Ia juga mengkritisi pola pikir sebagian BUMD yang dinilai terlalu bergantung pada APBD. Menurutnya, tambahan modal tidak bisa dijadikan solusi instan jika tidak diiringi perbaikan kinerja dan inovasi.
“BUMD ini kan bisnis yang sudah dibiayai Pemprov. Jangan hanya ‘nyusu’ APBD terus. Harus ada kerja keras, kreativitas, dan kontribusi yang sepadan,” katanya.
Satib menilai, sudah saatnya BUMD belajar dari perusahaan swasta maupun BUMN yang dituntut mandiri dan adaptif. Aset besar, lanjut dia, harus berbanding lurus dengan sumbangsih kepada daerah.
“Kita harus jujur melihat, imbang tidak antara aset yang dimiliki dengan kontribusinya ke Pemprov. Jangan sampai asetnya besar, tapi PAD yang disetor kecil,” jelasnya.
Melalui Pansus BUMD, DPRD Jatim berharap evaluasi kali ini tidak berhenti di permukaan.
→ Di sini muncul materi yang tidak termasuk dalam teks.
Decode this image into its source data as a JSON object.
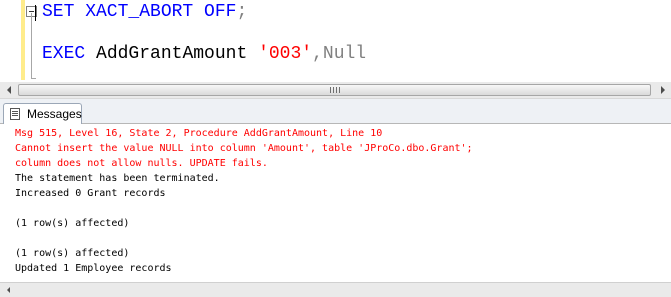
{
  "editor": {
    "line1": {
      "keyword": "SET XACT_ABORT OFF",
      "terminator": ";"
    },
    "line2": {
      "exec_keyword": "EXEC",
      "procedure": "AddGrantAmount",
      "arg_string": "'003'",
      "comma": ",",
      "arg_null": "Null"
    }
  },
  "tabs": [
    {
      "label": "Messages",
      "icon": "messages-icon",
      "selected": true
    }
  ],
  "messages": [
    {
      "text": "Msg 515, Level 16, State 2, Procedure AddGrantAmount, Line 10",
      "type": "error"
    },
    {
      "text": "Cannot insert the value NULL into column 'Amount', table 'JProCo.dbo.Grant';",
      "type": "error"
    },
    {
      "text": "column does not allow nulls. UPDATE fails.",
      "type": "error"
    },
    {
      "text": "The statement has been terminated.",
      "type": "info"
    },
    {
      "text": "Increased 0 Grant records",
      "type": "info"
    },
    {
      "text": "",
      "type": "info"
    },
    {
      "text": "(1 row(s) affected)",
      "type": "info"
    },
    {
      "text": "",
      "type": "info"
    },
    {
      "text": "(1 row(s) affected)",
      "type": "info"
    },
    {
      "text": "Updated 1 Employee records",
      "type": "info"
    }
  ],
  "colors": {
    "keyword": "#0000ff",
    "string": "#ff0000",
    "error_text": "#ff0000",
    "null_literal": "#808080",
    "change_marker": "#ffec8b"
  }
}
Dengan waktu pembahasan yang lebih panjang, persoalan bisa digali secara menyeluruh dan objektif.
“Kami tidak ingin BUMD yang dibangun dengan harapan besar untuk PAD dan pelayanan publik justru berubah menjadi beban. Ini yang ingin kita benahi bersama,” pungkas Satib.